Mon quartier au quotidien


François Guize­rix, des Guignols à Guignol

Si François Guize­rix est revenu à ses « premiers amours », le théâtre, c’est avec les marion­nettes qu’il a fait carrière. Celui qui vit depuis dix ans à la Croix-Rousse a travaillé plusieurs décen­nies pour Les Guignols de l’info, singeant les person­na­li­tés qui faisaient l’ac­tua­li­té.

Quand les Guignols commencent en 1988, sous le nom des Arènes de l’info, François est immé­dia­te­ment solli­ci­té. En effet, il a derrière lui dix ans d’ex­pé­rience des marion­nettes filmées. Diplô­mé de l’En­satt (École natio­nale supé­rieure des arts et tech­niques du théâtre), il a appris sur le tas à mani­pu­ler le héros de Croque-vacances et autres person­nages en mousse. Celui qui restera dans l’aven­ture pendant trente ans se souvient : « Au début, on était quatre marion­net­tistes. C’é­tait le bordel inté­gral mais c’é­tait génial, un vrai moment de créa­tion. » Ce JT sati­rique pren­dra de l’im­por­tance, jusqu’à employer une tren­taine de marion­net­tistes, dont François gère la forma­tion. « Jusque-là, je faisais de la marion­nette comme Jour­dan fait de la prose, mais j’ai alors pris conscience de l’uti­li­sa­tion des tech­niques de l’im­pro­vi­sa­tion, du mime… ».

Les clones et les clowns.

Pour parfaire ses person­nages, François suit avec atten­tion l’ac­tua­li­té. « Je me suis amusé à inven­ter les tics de Chirac. Ils me sont venus parce que je le voyais croi­ser et décroi­ser ses jambes dans ses inter­views, explique-t-il en mimant la célèbre marion­nette. On avait les modèles devant nous, dont on était les clones et les clowns. »

À partir du rachat de Canal+ par Vincent Bollo­ré en 2015, cet ancien de « l’es­prit Canal » a vu la perti­nence sati­rique des sketchs dimi­nuer et a commen­cé à se lasser. « Progres­si­ve­ment, on est presque devenu une bande-annonce des programmes de la chaîne, alors qu’on aimait être les vigies du monde audio­vi­suel », regrette le sexa­gé­naire, qui appré­ciait la liber­té donnée à son équipe. Dési­reux de quit­ter la capi­tale, le Pari­sien fait le choix de s’ins­tal­ler à Lyon en 2010.

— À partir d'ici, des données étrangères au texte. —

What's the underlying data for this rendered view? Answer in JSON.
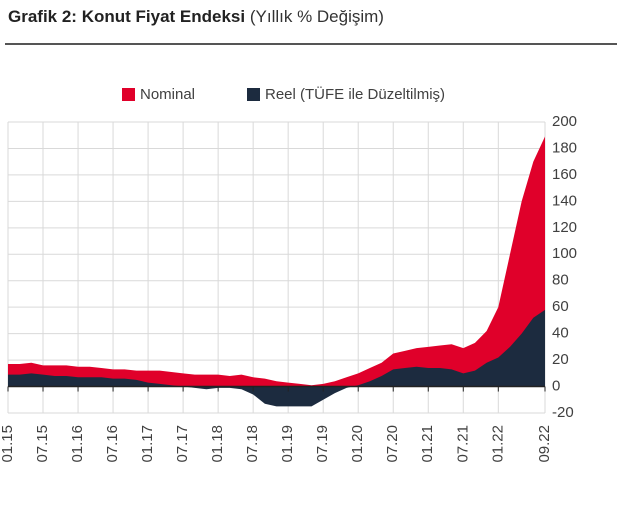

Ami de Jean-Guy Mour­guet, François monte alors un spec­tacle joué durant deux saisons au musée-théâtre de Guignol, à Brin­das. Il a éga­le­ment mis en place une forma­tion à la marion­nette filmée au Pôle Pixel, arrê­tée en 2016 faute de finan­ce­ment de la Région. Déçu de ne plus pouvoir trans­mettre sa passion, François aime­rait trou­ver un espace adéquat à la Croix-Rousse. En atten­dant, l’an­cien régis­seur de théâtre n’a pas perdu son dyna­misme et se consacre à son retour sur les planches avec la pièce Black­bird.

Juliette Barot 

Bio express

67 ans. Origi­naire de Paris, François a été régis­seur de théâtre, puis comé­dien. Il rejoint le monde de la marion­nette télé­vi­suelle sur TF1 avant de parti­ci­per aux Guignols de l’Info, de 1988 à 2018. Instal­lé à la Croix-Rousse depuis dix ans, il a retrou­vé les planches.

Spots favo­ris
Le parc Fran­cis-Popy, 33 rue Henri-Gorjus, Lyon 4e.
Aux Gogniols, 8 rue de Nuits, Lyon 4e.